HMRC's main argument was that the FTT had not taken into consideration that under the dealer agreement, Mertrux Limited had a right to continue as a Mercedes car dealer for 24 months under the deed of variation and termination and therefore that that was an asset separate from the taxpayer's goodwill. HMRC cited the case of O'Brien (HMIT) v Benson's Hosiery (Holdings) Ltd [1980] AC 562; 53 TC 241.

The UTT considered the relevant legislation in Section 152 TCGA 1992 (which referred to consideration that a person obtained for a disposal) and Section 22 TCGA 1992 (which dealt with the treatment of certain capital sums derived from assets). Both those provisions showed that the standpoint of the taxpayer was important in determining what the TRP was consideration for. This could be inferred from the contractual documents and surrounding circumstances. The natural inference was that the taxpayer received the additional TRP in return for agreeing to early termination of the dealer agreement, as varied by the deed of variation and termination.

Whilst the TRP was specifically paid under the transfer agreement, the actual amount was calculated in accordance with the provisions of the deed of variation and termination. The new dealer was not even a party to this. Furthermore, the amount of the TRP was fixed when Mertrux Limited notified DCUK of its chosen cessation date, and this was before a new dealer had even been identified.
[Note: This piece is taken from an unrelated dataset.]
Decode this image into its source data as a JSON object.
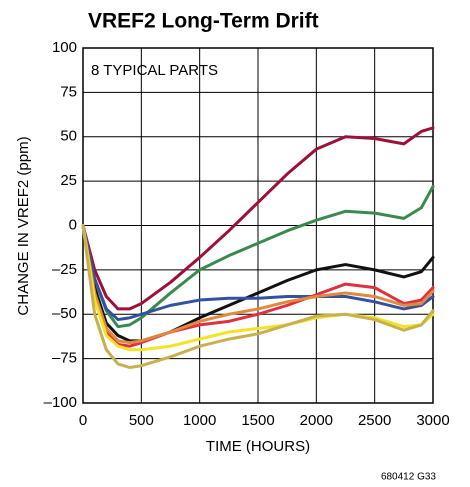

The UTT concluded that the FTT had been wrong to conclude that the new dealer paid the purchase consideration under the transfer agreement for the business and nothing else and that that did not determine what the TRP was obtained or received for by the taxpayer.

The FTT's finding that the amount paid in excess of the value of the tangible assets must have been for goodwill suggested that the FTT had failed to appreciate that the taxpayer had rights under the dealer agreement and deed of variation and termination which could give rise to a disposal even if no asset was acquired by the new dealer in return for its payment (or by DCUK).

Therefore in disregarding the provisions of the deed of variation and termination and finding that the whole payment was consideration for goodwill, the FTT had erred in law.

It was the UTT's decision that the only possible finding was that the additional TRP obtained by the taxpayer was consideration for the taxpayer agreeing to the early termination of the dealer agreement. That was a disposal of an asset and the asset was a contractual right and not goodwill.